Review by Robert Joe Stout
The ease with which Weaver tells his poetic stories slides one deftly into the New Orleans he writes about. I liked being there with the author and Borges, sharing a literary event that like several I’ve experienced—chairs against a wall, businessmen in the doorway, a surreal merging of poetic wonderland and everyday downtown bustling. The blending of caring and irony is feel-good smooth; the conclusion appropriately realistic (where is my New Orleans cookbook that Frank Gross inscribed with colored ink French Quarter curlicues?). Both the author and Borges emerge as real live personages; I felt delighted to meet them and share their experiences.

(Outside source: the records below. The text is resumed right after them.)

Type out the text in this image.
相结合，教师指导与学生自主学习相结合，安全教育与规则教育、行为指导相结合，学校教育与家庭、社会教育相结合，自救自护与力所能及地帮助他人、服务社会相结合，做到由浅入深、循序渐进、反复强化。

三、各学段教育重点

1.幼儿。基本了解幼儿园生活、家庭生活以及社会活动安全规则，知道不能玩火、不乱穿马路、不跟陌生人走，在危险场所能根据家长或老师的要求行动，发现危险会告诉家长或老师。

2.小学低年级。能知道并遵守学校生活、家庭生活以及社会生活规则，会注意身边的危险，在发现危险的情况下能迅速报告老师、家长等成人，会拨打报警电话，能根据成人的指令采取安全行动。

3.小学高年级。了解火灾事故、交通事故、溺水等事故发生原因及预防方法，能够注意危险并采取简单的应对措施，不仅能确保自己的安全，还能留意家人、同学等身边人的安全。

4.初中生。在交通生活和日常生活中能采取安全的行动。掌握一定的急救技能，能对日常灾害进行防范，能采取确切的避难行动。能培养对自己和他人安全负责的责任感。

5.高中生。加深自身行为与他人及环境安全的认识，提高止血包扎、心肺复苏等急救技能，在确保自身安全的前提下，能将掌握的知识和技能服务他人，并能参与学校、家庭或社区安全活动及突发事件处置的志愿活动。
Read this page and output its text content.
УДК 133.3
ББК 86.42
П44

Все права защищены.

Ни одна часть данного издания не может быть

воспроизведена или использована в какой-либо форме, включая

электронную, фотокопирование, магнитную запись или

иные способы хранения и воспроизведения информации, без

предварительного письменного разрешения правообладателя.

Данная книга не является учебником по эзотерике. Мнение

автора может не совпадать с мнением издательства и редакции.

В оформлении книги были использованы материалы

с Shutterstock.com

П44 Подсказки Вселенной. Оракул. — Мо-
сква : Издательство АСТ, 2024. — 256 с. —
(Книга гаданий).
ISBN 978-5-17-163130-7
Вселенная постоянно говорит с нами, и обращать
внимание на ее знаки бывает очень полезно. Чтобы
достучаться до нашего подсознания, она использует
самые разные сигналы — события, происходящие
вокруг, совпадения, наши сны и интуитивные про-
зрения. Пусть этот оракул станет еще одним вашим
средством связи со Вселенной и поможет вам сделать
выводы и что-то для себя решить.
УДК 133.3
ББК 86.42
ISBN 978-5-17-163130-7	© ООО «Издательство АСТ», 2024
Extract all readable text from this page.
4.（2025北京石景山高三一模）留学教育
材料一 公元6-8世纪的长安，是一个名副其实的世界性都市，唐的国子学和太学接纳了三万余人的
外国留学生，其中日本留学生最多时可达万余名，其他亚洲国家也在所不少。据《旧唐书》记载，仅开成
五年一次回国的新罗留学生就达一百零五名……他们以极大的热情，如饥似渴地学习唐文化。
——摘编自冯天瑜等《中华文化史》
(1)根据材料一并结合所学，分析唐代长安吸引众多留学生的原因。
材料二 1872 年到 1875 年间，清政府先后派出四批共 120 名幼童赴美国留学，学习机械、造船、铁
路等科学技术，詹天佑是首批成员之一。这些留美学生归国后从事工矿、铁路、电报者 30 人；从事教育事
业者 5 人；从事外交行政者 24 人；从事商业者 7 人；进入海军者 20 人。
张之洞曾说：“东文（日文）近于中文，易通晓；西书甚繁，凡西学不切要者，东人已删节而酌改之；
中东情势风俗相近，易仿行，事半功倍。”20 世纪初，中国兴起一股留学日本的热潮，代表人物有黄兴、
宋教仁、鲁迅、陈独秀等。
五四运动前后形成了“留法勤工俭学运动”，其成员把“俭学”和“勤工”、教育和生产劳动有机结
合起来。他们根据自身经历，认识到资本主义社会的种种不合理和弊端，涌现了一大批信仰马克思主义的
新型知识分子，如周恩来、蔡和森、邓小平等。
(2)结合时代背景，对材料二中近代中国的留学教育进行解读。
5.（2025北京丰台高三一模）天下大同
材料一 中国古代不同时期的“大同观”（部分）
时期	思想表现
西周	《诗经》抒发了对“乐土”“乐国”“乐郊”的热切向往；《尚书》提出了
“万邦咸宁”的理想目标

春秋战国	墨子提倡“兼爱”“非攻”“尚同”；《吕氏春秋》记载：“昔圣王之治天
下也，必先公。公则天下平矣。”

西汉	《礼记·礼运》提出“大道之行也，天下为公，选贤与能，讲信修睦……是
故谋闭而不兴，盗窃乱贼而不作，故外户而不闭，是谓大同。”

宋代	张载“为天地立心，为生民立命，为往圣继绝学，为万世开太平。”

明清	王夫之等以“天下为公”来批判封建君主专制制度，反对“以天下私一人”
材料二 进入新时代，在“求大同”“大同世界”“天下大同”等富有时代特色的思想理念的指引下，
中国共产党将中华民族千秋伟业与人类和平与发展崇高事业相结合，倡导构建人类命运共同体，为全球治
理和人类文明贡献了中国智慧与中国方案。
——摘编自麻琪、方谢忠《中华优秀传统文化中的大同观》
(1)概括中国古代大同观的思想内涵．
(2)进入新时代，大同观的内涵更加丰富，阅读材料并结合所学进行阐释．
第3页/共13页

On the other hand the Oyster House poem, though well-told, seems a bit disjointed. Weaver’s mastery of detail and description seems to dissolve when the person in front of him abruptly collapses; the alert, accurate observer becomes intellectually subjective making this reader wish for elaboration of what would seem to be the catalyst for what’s happening in the poem. Nevertheless the writing has vitality and the New Orleans characterizations are very well done. I lived in the Irish Channel there for several years, though before the time that Weaver describes. Both poems prompt one to want to read more of Weaver’s work.
Review by Laurinda Lind
This poem is a romp I will never get to have in New Orleans, a romp which happens only after the first part of the poem when time “[c]ompresses titanium-hard” after someone passes out in a restaurant and the intermediary solvent of the river leads to redemptive gin joints where the second kind of spirits are able to buoy up the first.